Blockages occur suddenly in about 20% of people. Blockages that occur during pregnancy tend to occur suddenly. Some of the symptoms are the same as those of gradually developing blockages: fatigue, an enlarged and tender liver, and abdominal pain in the upper abdomen. Additional symptoms include vomiting and a yellow discoloration of the skin and whites of the eyes (jaundice). Severe liver failure is rare.


Diagnosis


Doctors suspect the Budd-Chiari syndrome in people with either of the following:

  • An enlarged liver, ascites, liver failure, or cirrhosis when there is no obvious cause, even after testing
  • Abnormal results of blood tests done to evaluate liver function plus conditions that increase the risk of blood clots
  • If results of liver function tests are abnormal, an imaging test, typically Doppler ultrasonography, is done. If results are unclear, magnetic resonance imaging of blood vessels (magnetic resonance angiography) or computed tomography (CT) is done (see Imaging Tests of the Liver and Gallbladder.)
  • If surgery or a procedure to widen a blood vessel or to reroute blood flow is planned, venography is necessary. For venography, x-rays of the veins are taken after a radiopaque contrast agent (which is visible on x-rays) is injected into a vein in the groin.
  • A liver biopsy may be done to confirm the diagnosis and determine whether cirrhosis has developed.

Prognosis


When the vein remains completely blocked, most people, if untreated, die of liver failure within 3 years.

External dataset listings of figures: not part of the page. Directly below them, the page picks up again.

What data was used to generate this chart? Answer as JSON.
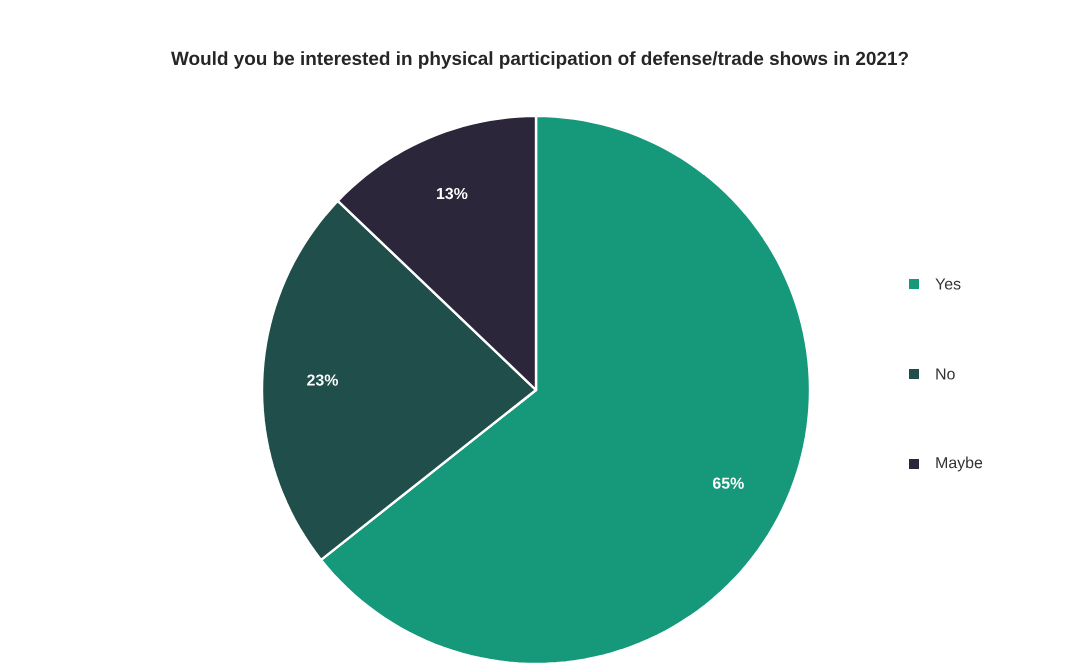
{
  "chart_data": {
    "type": "pie",
    "title": "Would you be interested in physical participation of defense/trade shows in 2021?",
    "categories": [
      "Yes",
      "No",
      "Maybe"
    ],
    "values": [
      65,
      23,
      13
    ],
    "value_labels": [
      "65%",
      "23%",
      "13%"
    ],
    "colors": [
      "#16997a",
      "#1f4e4b",
      "#2b2639"
    ],
    "legend": "right"
  }
}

When the blockage is incomplete, life expectancy is longer but varies.

Treatment


Treatment depends on how rapidly the disorder developed and how severe it is.


When symptoms begin suddenly and the cause is a clot, fibrinolytic (thrombolytic) drugs, which dissolve clots, help. For long-term treatment, anticoagulant drugs (such as warfarin) are often needed to prevent clots from enlarging or recurring.

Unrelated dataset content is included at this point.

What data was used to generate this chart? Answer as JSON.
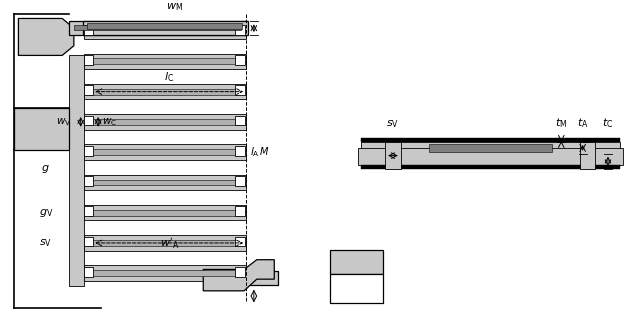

If a vein is blocked by a web or is narrowed, angioplasty may be done to clear or widen it. For this procedure (called percutaneous transluminal angioplasty), a catheter with a deflated balloon at its tip is inserted through the skin into a blood vessel (such as a vein in the groin) and threaded to the blocked vein. The balloon is inflated, widening the vein. A wire mesh tube (stent) is then inserted and left in place to keep the vein open.

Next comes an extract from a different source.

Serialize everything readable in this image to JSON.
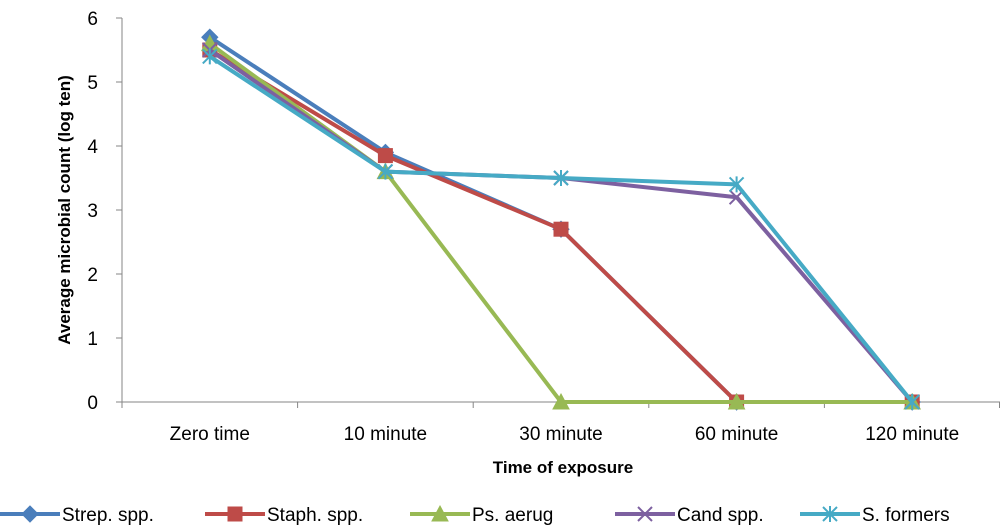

Another solution is to create an alternate route for blood flow, bypassing the liver. This procedure, called transjugular intrahepatic portal-systemic shunting (TIPS), reduces pressure in the portal vein. For the procedure, a local anesthetic is used to numb the neck, and a catheter with a cutting needle is inserted into a vein in the neck (jugular vein). The catheter is threaded through the inferior vena cava to the hepatic vein. The needle is used to create a connection (called a shunt) between two veins, usually a branch of the hepatic vein and the portal vein, so that blood can bypass the liver. Then, a stent is threaded to and placed in the shunt to keep it open. The shunt enables blood to bypass the liver, flowing from the portal vein (which normally brings blood to the liver) directly to the hepatic veins (which drain blood away from the liver). The blood returns to the heart through the inferior vena cava. However, such shunts increase the risk of hepatic encephalopathy (deterioration of brain function due to liver dysfunction). Also, shunts occasionally become blocked, especially in people who have a tendency to form blood clots.


Liver transplantation can be lifesaving, particularly for people with severe liver failure.


Problems resulting from the disorder are also treated:


Bleeding from varicose veins in the esophagus: Several techniques can be used to stop the bleeding. Usually, rubber bands are inserted through a flexible viewing tube (endoscope), passed through the mouth into the esophagus. The bands are used to tie off the varicose veins (termed ligation).


Fluid accumulation in the abdomen: A low-salt (sodium) diet and diuretics can help prevent too much fluid from accumulating in the abdomen.


Most people need to take anticoagulants indefinitely to prevent new blockages from developing.